Tea Party nie poparła Rona Paula tylko Romneya - tak podaje BBC. Dla mnie to dobrze, bo każdy głupi wie, że TP to przybudówka Republikanów.

Ron Paul na 4 pozycji - tylko 7%.

_58219045_013880639-1.jpg


Florida Belives? lol

Często oceniam ludzi po wyglądzie. To znaczy odgaduję ich charakter albo cechy charakteru, także bolesne przeżycia z twarzy. Myślę, że przez wiele rozmyślań, zadum i dużą ilość przeczytanych książek, rozwinęła się u mnie empatia.

Na moje oko, to jak widzę taką mordę to wiem, że mam do czynienia z osobą moralnie zepsutą i skorumpowaną. Ciekawe czy jako gubernator kręcił lody w jakimś funduszu na rzecz weteranów, etc?


touch_mahal napisał:
wygląda jak ci wszyscy prezydenci, którzy ratują Ojczyznę przed atakiem kosmitów w klasycznych hollywoodzkich produkcjach.

a dlaczego Ron Paul dostaje coraz mniej głosów? Widocznie ktoś z interwencjonistycznego lobby się przestraszył i zaczął ładować kasę w Romneya, w Faktach mówili, że ostatnio ogromną kasę włożył w kampanię.

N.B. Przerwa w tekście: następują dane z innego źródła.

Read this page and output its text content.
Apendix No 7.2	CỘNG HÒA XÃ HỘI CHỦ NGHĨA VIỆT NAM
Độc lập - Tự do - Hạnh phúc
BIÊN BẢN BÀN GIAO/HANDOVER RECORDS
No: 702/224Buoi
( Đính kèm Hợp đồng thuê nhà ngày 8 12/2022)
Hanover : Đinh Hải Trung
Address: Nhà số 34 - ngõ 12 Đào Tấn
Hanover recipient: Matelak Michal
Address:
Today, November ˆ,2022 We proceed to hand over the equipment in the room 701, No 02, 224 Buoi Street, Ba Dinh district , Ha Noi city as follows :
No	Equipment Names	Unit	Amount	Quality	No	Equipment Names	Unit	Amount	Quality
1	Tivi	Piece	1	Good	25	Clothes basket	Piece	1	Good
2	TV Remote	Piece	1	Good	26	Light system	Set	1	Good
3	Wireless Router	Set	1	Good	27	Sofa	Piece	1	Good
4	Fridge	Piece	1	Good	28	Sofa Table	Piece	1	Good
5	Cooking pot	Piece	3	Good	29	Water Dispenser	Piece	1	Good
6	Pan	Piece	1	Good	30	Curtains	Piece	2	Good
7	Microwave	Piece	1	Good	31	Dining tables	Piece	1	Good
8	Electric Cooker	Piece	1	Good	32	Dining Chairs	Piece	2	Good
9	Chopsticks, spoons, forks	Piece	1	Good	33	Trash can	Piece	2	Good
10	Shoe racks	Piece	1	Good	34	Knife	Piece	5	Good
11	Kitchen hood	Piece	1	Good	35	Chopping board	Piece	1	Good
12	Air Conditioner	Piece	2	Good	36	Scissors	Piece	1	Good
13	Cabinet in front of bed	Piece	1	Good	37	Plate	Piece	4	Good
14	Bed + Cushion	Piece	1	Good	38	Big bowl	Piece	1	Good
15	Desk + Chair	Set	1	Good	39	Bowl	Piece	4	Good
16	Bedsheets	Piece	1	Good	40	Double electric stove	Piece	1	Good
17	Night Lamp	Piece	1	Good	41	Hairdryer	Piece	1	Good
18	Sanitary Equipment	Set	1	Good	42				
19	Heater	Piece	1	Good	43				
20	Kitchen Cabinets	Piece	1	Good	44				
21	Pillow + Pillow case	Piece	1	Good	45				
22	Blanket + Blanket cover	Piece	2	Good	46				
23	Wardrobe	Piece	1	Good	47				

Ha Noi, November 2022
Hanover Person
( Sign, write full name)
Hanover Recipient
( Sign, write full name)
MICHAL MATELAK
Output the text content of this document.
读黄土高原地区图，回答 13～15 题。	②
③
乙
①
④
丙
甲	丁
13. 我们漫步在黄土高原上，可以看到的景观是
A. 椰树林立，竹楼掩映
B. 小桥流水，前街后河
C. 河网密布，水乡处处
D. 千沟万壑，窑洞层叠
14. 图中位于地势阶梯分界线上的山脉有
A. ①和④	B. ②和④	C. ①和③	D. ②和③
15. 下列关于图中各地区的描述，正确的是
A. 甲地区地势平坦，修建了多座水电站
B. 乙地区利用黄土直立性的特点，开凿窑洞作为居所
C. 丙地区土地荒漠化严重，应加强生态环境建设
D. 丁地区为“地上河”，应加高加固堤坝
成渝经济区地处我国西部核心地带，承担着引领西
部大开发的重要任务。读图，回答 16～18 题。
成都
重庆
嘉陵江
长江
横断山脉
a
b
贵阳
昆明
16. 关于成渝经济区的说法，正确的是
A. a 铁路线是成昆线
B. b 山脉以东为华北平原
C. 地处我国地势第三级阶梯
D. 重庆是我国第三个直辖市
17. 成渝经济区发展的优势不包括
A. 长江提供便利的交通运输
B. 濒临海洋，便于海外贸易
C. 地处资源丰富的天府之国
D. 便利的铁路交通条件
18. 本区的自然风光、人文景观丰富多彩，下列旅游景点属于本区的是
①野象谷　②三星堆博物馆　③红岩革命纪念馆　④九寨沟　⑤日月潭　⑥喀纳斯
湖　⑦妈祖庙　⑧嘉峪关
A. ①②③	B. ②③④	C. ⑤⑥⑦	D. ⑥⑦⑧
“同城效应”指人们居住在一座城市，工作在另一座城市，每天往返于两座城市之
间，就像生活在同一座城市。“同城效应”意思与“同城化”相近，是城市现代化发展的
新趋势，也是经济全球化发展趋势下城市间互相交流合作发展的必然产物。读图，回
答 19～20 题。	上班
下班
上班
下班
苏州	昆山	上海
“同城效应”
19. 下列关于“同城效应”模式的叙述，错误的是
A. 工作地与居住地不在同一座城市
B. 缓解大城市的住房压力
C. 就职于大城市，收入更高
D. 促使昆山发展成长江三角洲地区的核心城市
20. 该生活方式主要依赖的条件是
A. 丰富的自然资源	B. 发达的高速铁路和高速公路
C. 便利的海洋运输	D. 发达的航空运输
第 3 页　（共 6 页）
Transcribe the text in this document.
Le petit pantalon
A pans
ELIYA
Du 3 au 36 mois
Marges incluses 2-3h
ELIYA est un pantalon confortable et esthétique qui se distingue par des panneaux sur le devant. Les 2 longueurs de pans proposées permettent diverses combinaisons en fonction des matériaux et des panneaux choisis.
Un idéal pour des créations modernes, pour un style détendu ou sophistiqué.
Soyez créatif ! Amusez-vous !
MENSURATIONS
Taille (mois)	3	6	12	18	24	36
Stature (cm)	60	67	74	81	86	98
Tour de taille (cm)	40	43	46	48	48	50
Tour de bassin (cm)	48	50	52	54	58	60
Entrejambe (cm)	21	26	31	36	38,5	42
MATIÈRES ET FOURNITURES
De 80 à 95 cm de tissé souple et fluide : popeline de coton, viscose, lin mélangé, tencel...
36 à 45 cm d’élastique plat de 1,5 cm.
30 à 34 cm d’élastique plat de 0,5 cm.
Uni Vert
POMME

Pasowałoby temu Romneyowi podstawić jaką małolatę( Obamie się nie da bo ma dwie w domu ;) ) i koks, następnie to sfilmować. Potem ma się wycofać z wyborów z przyczyn osobistych i wyrazić poparcie dla Rona Paula :).

Podobnie jak zrobili z tym gościem w Nowym Jorku, co niby miał kandydować w wyborach we Francji.